When the Arab Spring protests broke out in 2011, Obama pushed out Hosni Mubarak and opened the path for the Muslim Brotherhood to take over Egypt. He did not depose Abdullah. "The prospect of the Jordanian regime falling was so awful that nobody wanted to go there," recalled Daniel Shapiro, then the NSC's Middle East director. The Obama administration increased aid to Jordan to subsidize the cost of hosting refugees from the Syrian civil war but refused to give advanced munitions for Jordan's fight against ISIS. With friends like these…
Abdullah also had to keep an eye on his frenemies across the river. Jordan needs Israel to survive. Abdullah needs Israel's protection against his own people, against his Arab neighbors, and against the Muslim Brotherhood (a "Masonic cult" run by "wolves in sheep's clothing," says Abdullah, again demonstrating his mastery of the basics). But, Magid writes, he also needs Israel as a "useful point of distraction." In 1999, Abdullah told ABC that he had "a lot of friends" in Israel, probably because he had already been on Larry King and CNN to say that he could imagine one of his children marrying an Israeli. A year later, when Hamas's suicide bombers were massacring Israeli civilians, Abdullah said Jordan honored the Palestinians' "martyrs" and withdrew his ambassador from Tel Aviv.
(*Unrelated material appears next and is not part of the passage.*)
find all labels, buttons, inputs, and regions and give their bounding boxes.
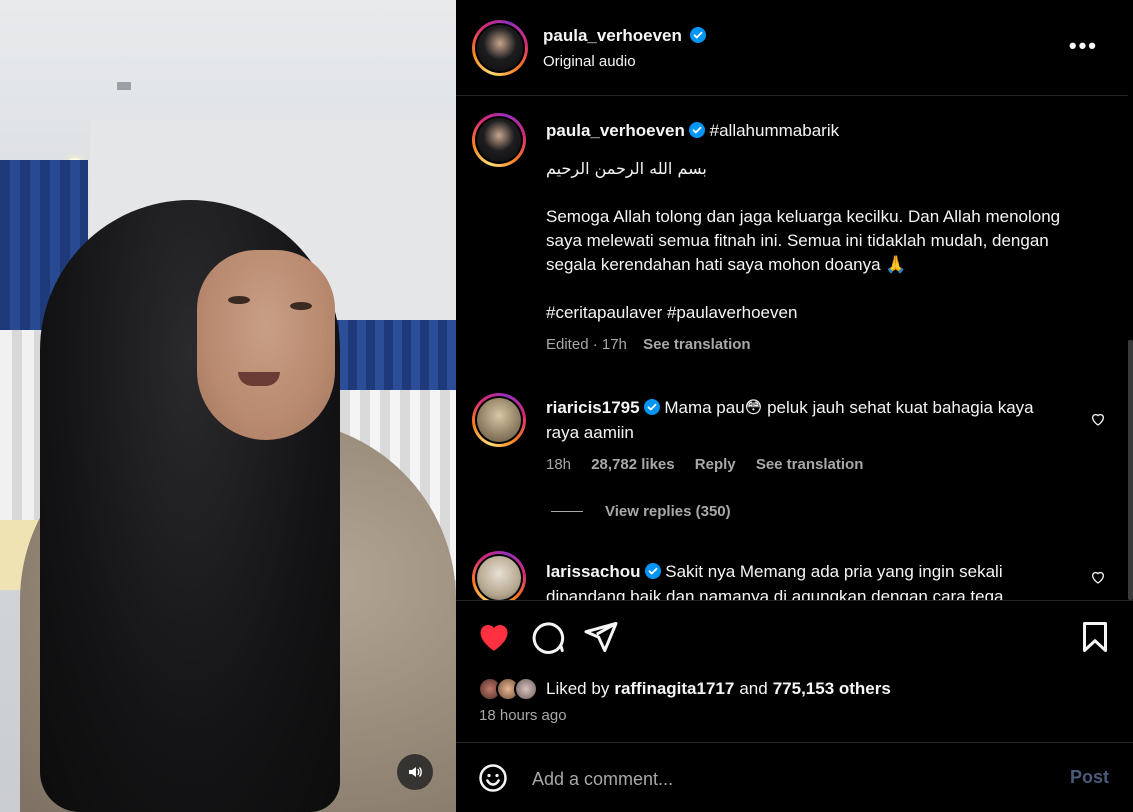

After the Gazans attacked Israel on October 7, 2023, thousands celebrated in the streets of Amman. Abdullah donned a military uniform, airdropped a symbolic payload of humanitarian supplies on Gaza, and recalled his ambassador again. Rania donned the tinfoil hat and told a complaisant Christiane Amanpour that CNN's report that Hamas had "butchered" children in an Israeli kibbutz hadn't been "independently verified." A year later, Abdullah's forces shot down Iranian drones on their way to Israel and allowed Israeli jets to transit his airspace on the way to Iran.
As Magid describes, Abdullah's ties to "the military, USAID, Capitol Hill and intelligence community" ensured that he survived the first Trump presidency. Abdullah objected to moving the U.S. embassy to west Jerusalem and criticized Trump's cuts to the UNRWA budget, but pocketed a 27 percent increase in U.S. subsidies to $1.275 billion a year. He turns a blind eye to the indignities of America's inconstant policy: He'll pretend not to notice the Biden administration imposing a new defense cooperation deal allowing U.S. troops to enter and exit Jordanian territory and Trump subsequently romancing Mohammed bin Salman of Saudi Arabia.
Abdullah is currently observing a strategic silence on the Abraham Accords, from which he will profit, while continuing to talk up the Palestinian rights that, should they ever be realized, will mean he and his family go the way of the Hashemites of Iraq. He knows what we want to hear: He says in English that he hopes to make Jordan a Western-style democracy. More significantly, he knows what we want him to do. And more important than that, he does it. We take him for granted, but we will miss him when he is gone.
The Most American King: Abdullah of Jordan
by Aaron Magid
Universal Publishers, 244 pp., $35.95 (paperback)
Dominic Green is a Wall Street Journal contributor and a fellow of the Royal Historical Society.